Where do you source your material?

These days I buy from specific dealers in the US because they offer such good value – they have batches of 25 or 30 each for about $60.

When you are creating your works, how do you choose what to buy?

The project decides the medium. The right combination usually appears through books and research.

There are often times when I have to buy a batch of material to understand the colours and the papers – all comics have a very different physical feel.

While working on the show for the Saatchi, I found some incredible war comics which gave me some of the most amazing artwork, from Sgt Rock to Weird War Tales. Those colours and textures just don’t get used any more.

Do you think what you are doing shocks other collectors?

Yes, if I were trashing an Action Comics 1 (the first appearance of Superman) I’d be making a real statement – you’d really need to have an ulterior motive to do that.

Other collectors might appreciate that I’m not cutting up these lesser-known works for the sake of it, but to create something with them and do some preservation in the process.

In most cases, there are so many copies of each comic.

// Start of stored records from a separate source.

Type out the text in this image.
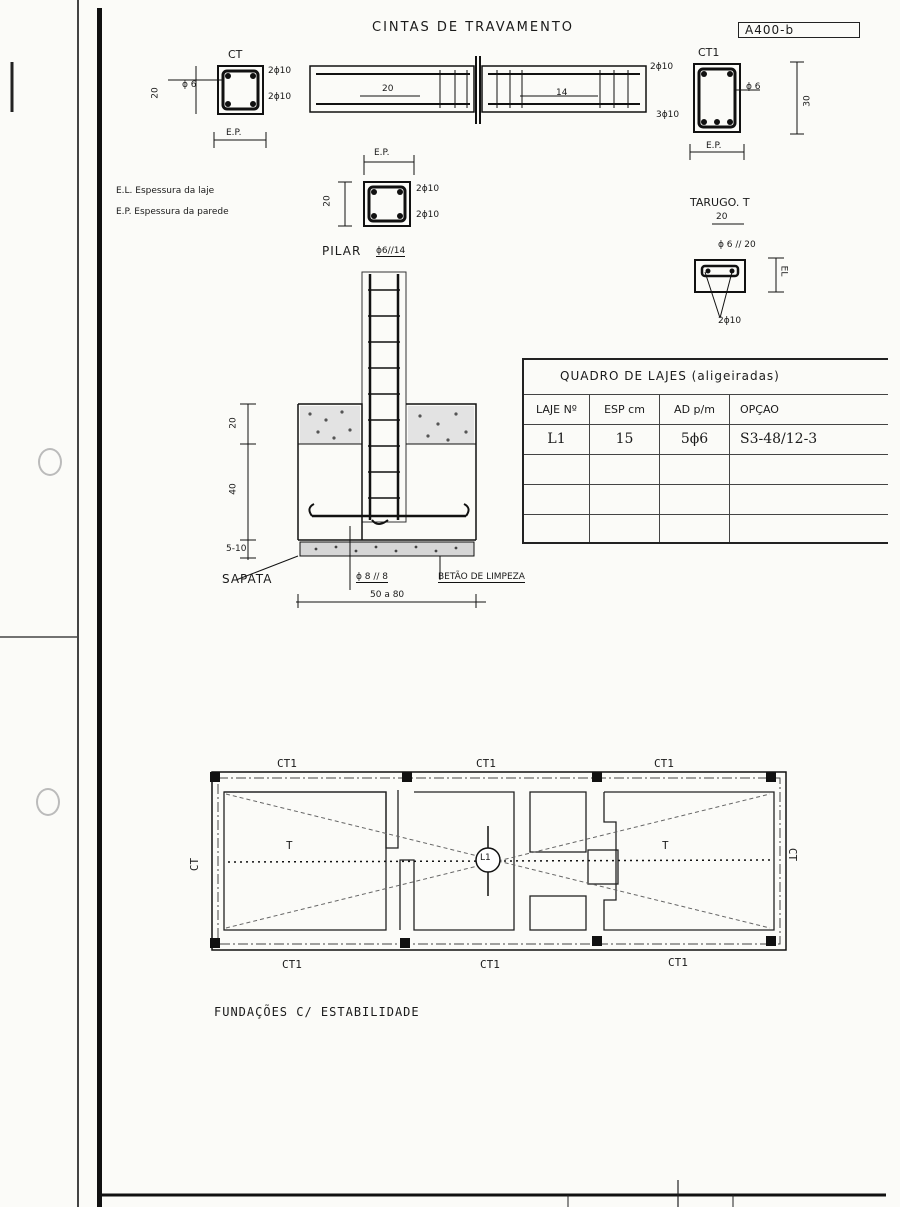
CINTAS DE TRAVAMENTO	A400-b
CT
ϕ 6
2ϕ10
2ϕ10
20
E.P.
20	14
CT1
ϕ 6
2ϕ10
3ϕ10
30
E.P.
E.L. Espessura da laje
E.P. Espessura da parede
E.P.
20
2ϕ10
2ϕ10
PILAR ϕ6//14
TARUGO. T
20
ϕ 6 // 20
EL
2ϕ10
20
40
5-10
SAPATA	ϕ 8 // 8	BETÃO DE LIMPEZA
50 a 80
QUADRO DE LAJES (aligeiradas)
LAJE Nº	ESP cm	AD p/m	OPÇAO
L1	15	5ϕ6	S3-48/12-3
CT1	CT1	CT1
CT1	CT1	CT1
CT
CT
T	T
L1
FUNDAÇÕES C/ ESTABILIDADE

I read every copy I handle. For me there’s nothing more exciting than getting a new batch and looking through them, seeing how the artwork developed over 75 years.

Do other collectors read them? They might just be looking at the cover to see if there’s any browning.

What’s your advice to budding collectors?

Do realise what you’re letting yourself in for: always moving boxes around, your entire existence with your nose in musty books or dusty basements of comic shops.